What is this problem about?

The Relative Sort Array problem asks you to sort arr1 such that elements appearing in arr2 come first (in arr2's order), followed by remaining elements in ascending order. This easy coding problem uses a custom sort with position map. The array, hash table, sorting, and counting sort interview pattern is demonstrated.

Why is this asked in interviews?

DE Shaw, Meta, Amazon, Google, and Bloomberg ask this to test custom sorting with a priority mapping. Elements with a known priority (in arr2) sort by that priority; unknown elements sort naturally.

Algorithmic pattern used

Priority map + custom sort. Build rank[v] = index of v in arr2. Sort arr1 with comparator: if both have rank, compare by rank. If only one has rank, it comes first. If neither has rank, compare by value.

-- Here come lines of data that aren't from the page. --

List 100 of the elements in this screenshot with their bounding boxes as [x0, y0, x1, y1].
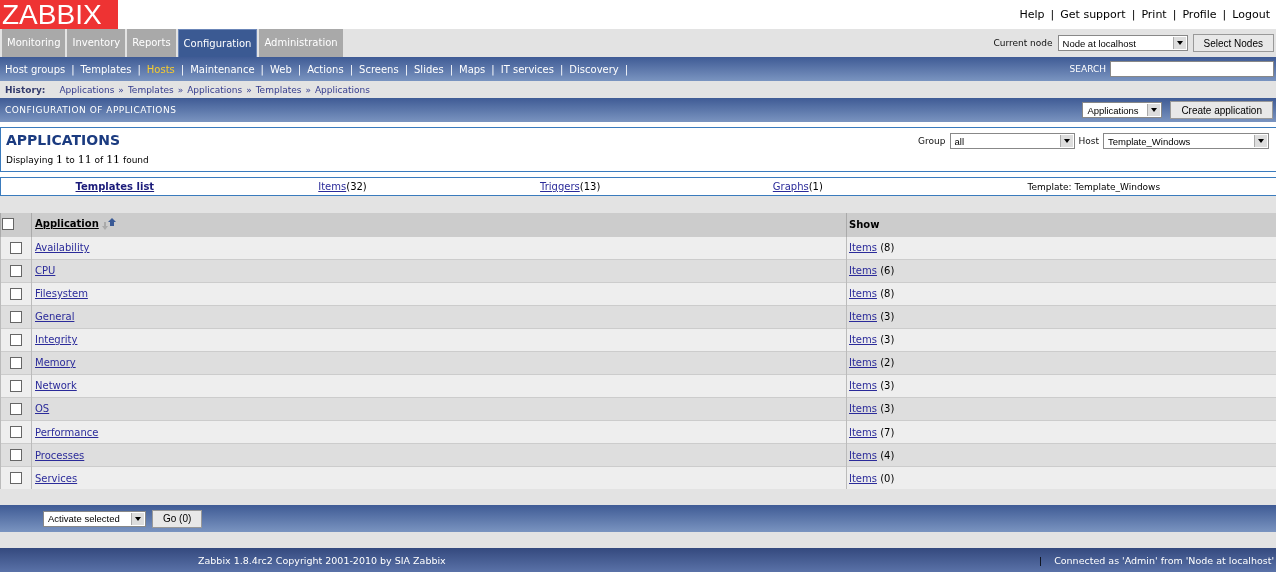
count-text: (3) [880, 403, 895, 415]
action-select[interactable]: Activate selected [43, 510, 146, 527]
menu-separator: | [449, 63, 453, 75]
application-link[interactable]: General [35, 311, 75, 323]
items-link[interactable]: Items [849, 472, 877, 484]
row-checkbox[interactable] [10, 333, 22, 346]
templates-list-link[interactable]: Templates list [75, 181, 155, 192]
application-link[interactable]: OS [35, 403, 50, 415]
sub-menu-item[interactable]: Actions [307, 63, 344, 75]
node-select[interactable]: Node at localhost [1057, 35, 1188, 51]
template-item-link[interactable]: Items [318, 181, 347, 192]
application-link[interactable]: Services [35, 472, 78, 484]
row-checkbox[interactable] [10, 449, 22, 462]
application-link[interactable]: Network [35, 380, 77, 392]
select-nodes-button[interactable]: Select Nodes [1192, 34, 1274, 52]
application-link[interactable]: Performance [35, 426, 99, 438]
breadcrumb-separator: » [305, 84, 311, 95]
row-checkbox[interactable] [10, 379, 22, 392]
breadcrumb-link[interactable]: Applications [59, 84, 115, 95]
sub-menu-item[interactable]: Templates [80, 63, 132, 75]
results-summary: Displaying 1 to 11 of 11 found [6, 153, 149, 166]
column-header[interactable]: Application [35, 218, 99, 230]
breadcrumb-link[interactable]: Templates [127, 84, 174, 95]
row-checkbox[interactable] [10, 310, 22, 323]
count-text: (3) [880, 380, 895, 392]
items-link[interactable]: Items [849, 357, 877, 369]
items-link[interactable]: Items [849, 265, 877, 277]
sub-menu-item[interactable]: Screens [359, 63, 399, 75]
logo[interactable]: ZABBIX [0, 0, 118, 29]
page-title: CONFIGURATION OF APPLICATIONS [4, 105, 177, 115]
footer-separator: | [1038, 554, 1043, 566]
row-checkbox[interactable] [10, 356, 22, 369]
count-text: (4) [880, 449, 895, 461]
sub-menu-item[interactable]: Web [269, 63, 292, 75]
header-link[interactable]: Profile [1182, 8, 1217, 21]
menu-separator: | [491, 63, 495, 75]
count-text: (32) [346, 181, 367, 192]
breadcrumb-link[interactable]: Templates [255, 84, 302, 95]
view-select[interactable]: Applications [1082, 102, 1163, 118]
link-separator: | [1222, 8, 1227, 21]
application-link[interactable]: Processes [35, 449, 85, 461]
count-text: (2) [880, 357, 895, 369]
column-header: Show [849, 218, 880, 230]
main-menu-tab[interactable]: Configuration [177, 29, 258, 57]
template-item-link[interactable]: Graphs [772, 181, 809, 192]
count-text: (1) [808, 181, 823, 192]
count-text: (3) [880, 311, 895, 323]
link-separator: | [1172, 8, 1177, 21]
items-link[interactable]: Items [849, 334, 877, 346]
application-link[interactable]: Integrity [35, 334, 78, 346]
history-label: History: [5, 84, 46, 95]
header-link[interactable]: Get support [1060, 8, 1126, 21]
application-link[interactable]: Memory [35, 357, 76, 369]
count-text: (8) [880, 288, 895, 300]
host-select[interactable]: Template_Windows [1103, 133, 1269, 149]
menu-separator: | [624, 63, 629, 75]
template-name: Template: Template_Windows [1027, 182, 1161, 192]
row-checkbox[interactable] [10, 426, 22, 439]
breadcrumb-separator: » [177, 84, 184, 95]
group-select[interactable]: all [949, 133, 1075, 149]
create-application-button[interactable]: Create application [1170, 101, 1273, 119]
header-link[interactable]: Print [1141, 8, 1167, 21]
menu-separator: | [560, 63, 564, 75]
header-link[interactable]: Help [1019, 8, 1045, 21]
group-label: Group [918, 135, 946, 148]
go-button[interactable]: Go (0) [152, 509, 203, 528]
breadcrumb-link[interactable]: Applications [187, 84, 243, 95]
row-checkbox[interactable] [10, 472, 22, 485]
sub-menu-item[interactable]: Host groups [5, 63, 66, 75]
row-checkbox[interactable] [10, 287, 22, 300]
template-item-link[interactable]: Triggers [540, 181, 580, 192]
sub-menu-item[interactable]: Maintenance [190, 63, 255, 75]
breadcrumb-link[interactable]: Applications [314, 84, 370, 95]
items-link[interactable]: Items [849, 449, 877, 461]
menu-separator: | [71, 63, 75, 75]
search-field[interactable] [1110, 61, 1274, 77]
sub-menu-item[interactable]: Discovery [569, 63, 619, 75]
count-text: (7) [880, 426, 895, 438]
sub-menu-item[interactable]: Maps [459, 63, 486, 75]
application-link[interactable]: Filesystem [35, 288, 88, 300]
application-link[interactable]: CPU [35, 265, 56, 277]
items-link[interactable]: Items [849, 426, 877, 438]
select-all-checkbox[interactable] [2, 218, 14, 231]
items-link[interactable]: Items [849, 380, 877, 392]
row-checkbox[interactable] [10, 402, 22, 415]
node-label: Current node [993, 38, 1053, 48]
menu-separator: | [180, 63, 185, 75]
sort-arrows-icon [100, 217, 117, 232]
row-checkbox[interactable] [10, 264, 22, 277]
items-link[interactable]: Items [849, 403, 877, 415]
row-checkbox[interactable] [10, 241, 22, 254]
application-link[interactable]: Availability [35, 242, 90, 254]
breadcrumb-separator: » [246, 84, 252, 95]
items-link[interactable]: Items [849, 288, 877, 300]
items-link[interactable]: Items [849, 311, 877, 323]
sub-menu-item[interactable]: IT services [500, 63, 554, 75]
header-link[interactable]: Logout [1232, 8, 1270, 21]
items-link[interactable]: Items [849, 242, 877, 254]
menu-separator: | [404, 63, 408, 75]
sub-menu-item[interactable]: Slides [414, 63, 444, 75]
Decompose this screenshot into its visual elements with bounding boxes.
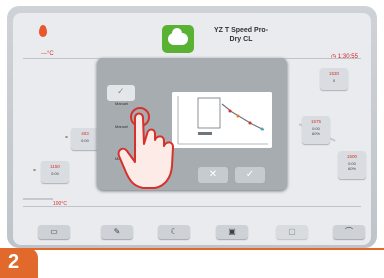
mode-tab-1[interactable]: ✓ (107, 85, 135, 101)
parameter-right-top[interactable]: 1530 0 (320, 68, 348, 90)
parameter-right-low[interactable]: 1500 0:00 60% (338, 151, 366, 179)
program-title: YZ T Speed Pro- Dry CL (213, 27, 269, 43)
toolbar-moon-button[interactable]: ☾ (158, 225, 190, 239)
parameter-left-mid[interactable]: 403 0:00 (71, 128, 99, 150)
device-screenshot: ---°C YZ T Speed Pro- Dry CL ◷ 1:30:55 4… (0, 0, 384, 278)
cancel-button[interactable]: ✕ (198, 167, 228, 183)
step-underline (0, 248, 384, 250)
graph-point (236, 114, 240, 118)
toolbar-screen-button[interactable]: ▭ (38, 225, 70, 239)
toolbar-save-button[interactable]: ▣ (216, 225, 248, 239)
flame-icon (39, 25, 47, 37)
save-icon: ▣ (228, 227, 236, 236)
divider-bottom (23, 206, 361, 207)
graph-point (248, 121, 252, 125)
pointing-hand-icon (117, 107, 174, 189)
close-icon: ✕ (208, 169, 218, 180)
graph-point (228, 109, 232, 113)
check-icon: ✓ (245, 169, 255, 180)
parameter-marker: ⚬ (32, 168, 38, 174)
firing-curve-segment (23, 198, 53, 200)
program-icon[interactable] (162, 25, 194, 53)
parameter-marker: ⚬ (64, 135, 70, 141)
furnace-temperature: ---°C (41, 51, 54, 57)
graph-point (260, 127, 264, 131)
toolbar-back-button[interactable]: ⌒ (333, 225, 365, 239)
edit-icon: ✎ (113, 227, 121, 236)
step-badge: 2 (0, 248, 38, 278)
start-temperature: 100°C (53, 201, 67, 207)
copy-icon: ▢ (288, 227, 296, 236)
check-icon: ✓ (117, 86, 125, 96)
toolbar-copy-button[interactable]: ▢ (276, 225, 308, 239)
back-icon: ⌒ (345, 227, 353, 236)
graph-bar (198, 132, 212, 135)
parameter-left-low[interactable]: 1150 0:00 (41, 161, 69, 183)
moon-icon: ☾ (170, 227, 178, 236)
ok-button[interactable]: ✓ (235, 167, 265, 183)
parameter-right-mid[interactable]: 1575 0:00 60% (302, 116, 330, 144)
step-number: 2 (8, 251, 20, 273)
toolbar-edit-button[interactable]: ✎ (101, 225, 133, 239)
screen-icon: ▭ (50, 227, 58, 236)
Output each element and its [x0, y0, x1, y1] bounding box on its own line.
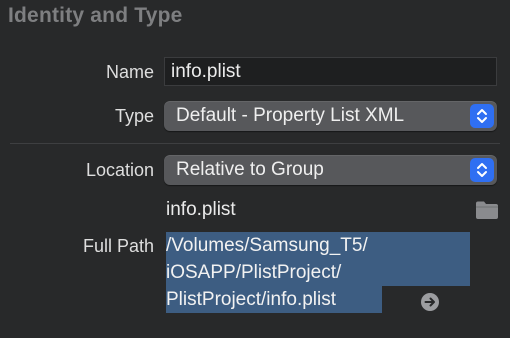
arrow-circle-right-icon[interactable] — [420, 292, 440, 312]
type-popup-value: Default - Property List XML — [176, 105, 405, 126]
section-divider — [10, 143, 500, 144]
full-path-line: iOSAPP/PlistProject/ — [166, 259, 470, 286]
full-path-label: Full Path — [82, 236, 154, 256]
name-field[interactable] — [164, 57, 497, 86]
location-popup-value: Relative to Group — [176, 159, 324, 180]
chevron-up-down-icon — [470, 158, 494, 182]
location-label: Location — [85, 160, 154, 180]
section-title: Identity and Type — [8, 4, 183, 27]
chevron-up-down-icon — [470, 104, 494, 128]
folder-icon[interactable] — [475, 200, 499, 220]
location-filename: info.plist — [166, 199, 236, 220]
full-path-line: /Volumes/Samsung_T5/ — [166, 232, 470, 259]
identity-type-inspector: Identity and Type Name Type Default - Pr… — [0, 0, 510, 338]
type-label: Type — [114, 106, 154, 126]
full-path-line: PlistProject/info.plist — [166, 286, 382, 313]
name-label: Name — [105, 62, 154, 82]
location-popup[interactable]: Relative to Group — [164, 155, 497, 185]
type-popup[interactable]: Default - Property List XML — [164, 101, 497, 131]
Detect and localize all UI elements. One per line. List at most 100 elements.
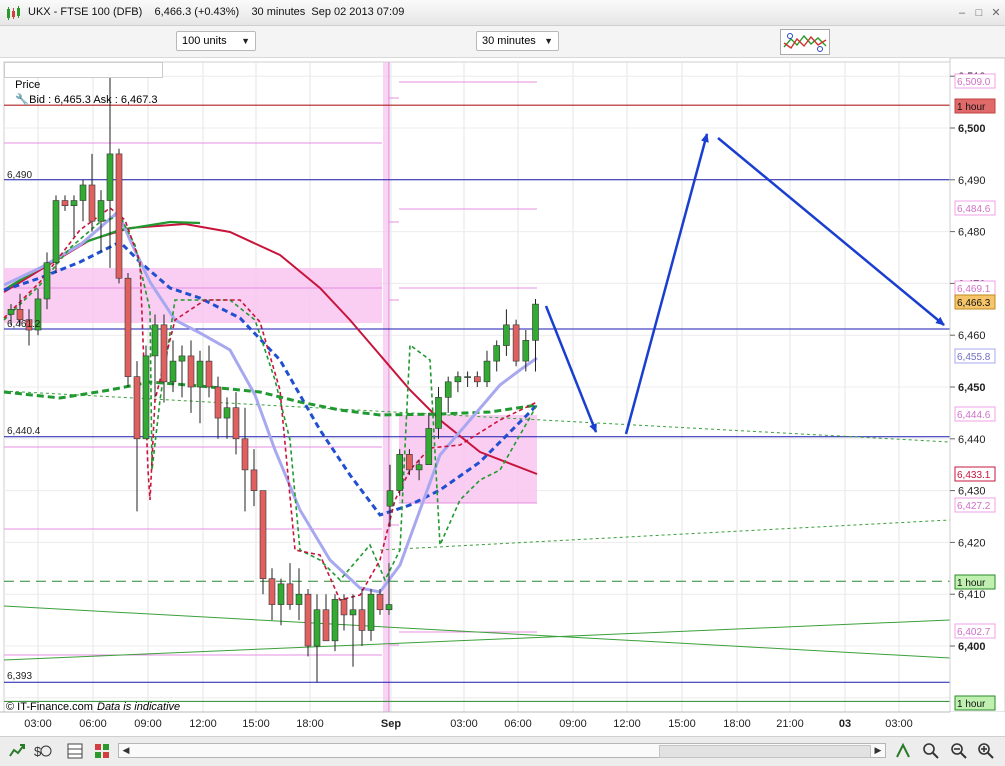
candle-up — [331, 599, 339, 642]
y-tick-label: 6,420 — [958, 537, 986, 549]
y-tick-label: 6,430 — [958, 486, 986, 498]
x-tick-label: 09:00 — [134, 718, 162, 730]
candle-up — [277, 583, 285, 605]
candle-down — [232, 407, 240, 440]
level-label: 6,461.2 — [7, 319, 41, 330]
color-grid-icon[interactable] — [93, 742, 111, 760]
x-tick-label: 03:00 — [450, 718, 478, 730]
candle-up — [454, 376, 462, 383]
zoom-fit-icon[interactable] — [922, 742, 940, 760]
candle-up — [522, 340, 530, 362]
money-icon[interactable]: $ — [34, 742, 52, 760]
scroll-right-icon[interactable]: ▶ — [871, 744, 885, 757]
x-tick-label: 12:00 — [613, 718, 641, 730]
x-tick-label: 03:00 — [24, 718, 52, 730]
candle-down — [160, 324, 168, 383]
candle-up — [464, 376, 471, 378]
copyright-text: © IT-Finance.com — [6, 701, 93, 713]
price-tag-label: 6,433.1 — [957, 470, 991, 481]
candle-down — [61, 200, 69, 207]
candle-down — [241, 438, 249, 471]
maximize-icon[interactable]: □ — [972, 6, 986, 20]
price-chart[interactable]: 6,5106,5006,4906,4806,4706,4606,4506,440… — [0, 58, 1005, 736]
candle-down — [376, 593, 384, 611]
candle-down — [268, 578, 276, 605]
candle-up — [178, 355, 186, 362]
zoom-out-icon[interactable] — [950, 742, 968, 760]
expand-icon[interactable] — [894, 742, 912, 760]
x-tick-label: 06:00 — [79, 718, 107, 730]
y-axis: 6,5106,5006,4906,4806,4706,4606,4506,440… — [949, 58, 1005, 713]
x-tick-label: 03:00 — [885, 718, 913, 730]
candle-up — [386, 490, 394, 507]
candle-up — [196, 360, 204, 388]
chevron-down-icon: ▼ — [544, 36, 553, 46]
x-tick-label: 06:00 — [504, 718, 532, 730]
x-tick-label: 21:00 — [776, 718, 804, 730]
y-tick-label: 6,410 — [958, 589, 986, 601]
bid-ask-text: Bid : 6,465.3 Ask : 6,467.3 — [29, 94, 158, 106]
supply-zone — [4, 268, 382, 323]
disclaimer-text: Data is indicative — [97, 701, 180, 713]
interval-dropdown[interactable]: 30 minutes ▼ — [476, 31, 559, 51]
candle-down — [322, 609, 330, 642]
price-tag-label: 1 hour — [957, 578, 986, 589]
y-tick-label: 6,400 — [958, 641, 986, 653]
candle-up — [435, 397, 442, 429]
price-tag-label: 6,402.7 — [957, 627, 991, 638]
candle-down — [286, 583, 294, 605]
candle-up — [70, 200, 78, 207]
size-dropdown[interactable]: 100 units ▼ — [176, 31, 256, 51]
indicators-button[interactable] — [780, 29, 830, 55]
candle-up — [396, 454, 404, 491]
scroll-thumb[interactable] — [659, 745, 871, 758]
price-tag-label: 6,466.3 — [957, 298, 991, 309]
candle-down — [133, 376, 141, 440]
y-tick-label: 6,460 — [958, 330, 986, 342]
candle-down — [304, 593, 312, 647]
price-tag-label: 6,509.0 — [957, 77, 991, 88]
price-tag-label: 6,444.6 — [957, 410, 991, 421]
price-tag-label: 6,484.6 — [957, 204, 991, 215]
level-label: 6,393 — [7, 671, 32, 682]
chart-type-icon[interactable] — [8, 742, 26, 760]
candle-down — [473, 376, 481, 383]
demand-zone — [399, 415, 537, 503]
candle-up — [223, 407, 231, 419]
session-divider — [383, 62, 389, 712]
price-info-box: Price 🔧Bid : 6,465.3 Ask : 6,467.3 — [4, 62, 163, 106]
candle-up — [295, 593, 303, 605]
zoom-in-icon[interactable] — [977, 742, 995, 760]
candle-up — [97, 200, 105, 222]
candle-up — [52, 200, 60, 263]
candle-down — [205, 360, 213, 388]
price-tag-label: 6,427.2 — [957, 501, 991, 512]
level-label: 6,440.4 — [7, 426, 41, 437]
price-label: Price — [15, 79, 41, 91]
candle-up — [7, 308, 15, 315]
time-scrollbar[interactable]: ◀ ▶ — [118, 743, 886, 758]
candle-down — [124, 277, 132, 377]
candle-up — [79, 184, 87, 201]
candle-up — [367, 593, 375, 631]
x-tick-label: 18:00 — [296, 718, 324, 730]
grid-icon[interactable] — [66, 742, 84, 760]
x-tick-label: 03 — [839, 718, 851, 730]
minimize-icon[interactable]: – — [955, 6, 969, 20]
scroll-left-icon[interactable]: ◀ — [119, 744, 133, 757]
y-tick-label: 6,440 — [958, 434, 986, 446]
x-tick-label: 15:00 — [668, 718, 696, 730]
chart-toolbar: 100 units ▼ 30 minutes ▼ — [0, 26, 1005, 58]
candle-down — [250, 469, 258, 491]
close-icon[interactable]: ✕ — [989, 6, 1003, 20]
candle-up — [444, 381, 452, 398]
x-tick-label: 09:00 — [559, 718, 587, 730]
candle-up — [142, 355, 150, 440]
y-tick-label: 6,480 — [958, 227, 986, 239]
x-tick-label: 18:00 — [723, 718, 751, 730]
candle-up — [43, 262, 51, 300]
wrench-icon[interactable]: 🔧 — [15, 93, 29, 108]
candle-up — [415, 464, 423, 471]
y-tick-label: 6,500 — [958, 123, 986, 135]
candle-down — [340, 599, 348, 616]
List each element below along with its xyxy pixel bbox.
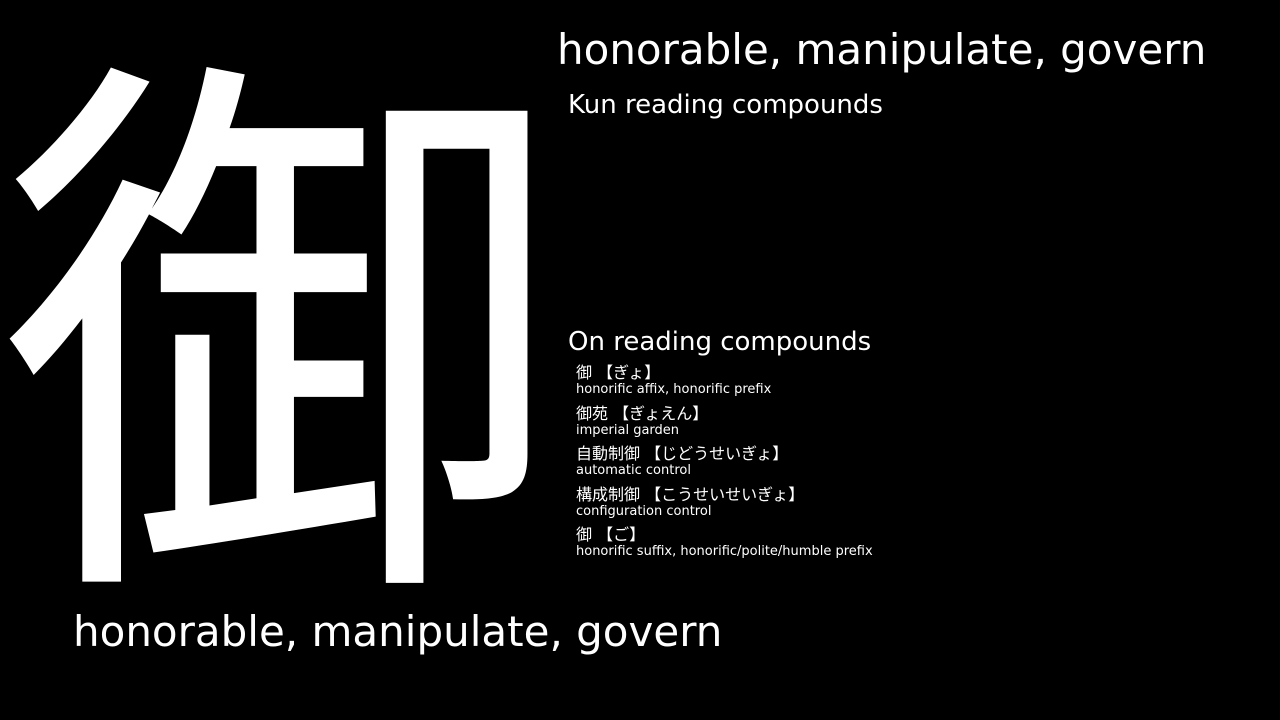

Python one-liner: sorted(arr1, key=lambda x: (rank.get(x, len(arr2)), x))

Example explanation

arr1=[2,3,1,3,2,4,6,7,9,2,19], arr2=[2,1,4,3,9,6]. rank: {2:0,1:1,4:2,3:3,9:4,6:5}. Sort: 2(0),2(0),2(0),1(1),4(2),3(3),3(3),9(4),6(5), then remaining by value: 7,19. Result: [2,2,2,1,4,3,3,9,6,7,19].

Common mistakes candidates make

  • Not putting elements not in arr2 at the end.
  • Sorting elements not in arr2 by arr2 order (should be natural ascending).
  • Using arr2 position as value instead of as sort key.
  • Not handling duplicates in arr1.

Interview preparation tip

Relative Sort Array demonstrates custom sort keys. The tuple key (rank.get(x, len(arr2)+1), x) is elegant: arr2-present elements sort by rank first; absent elements sort by value (all have the same large rank group). This exact pattern appears in "sort by priority then natural order" across many interview problems.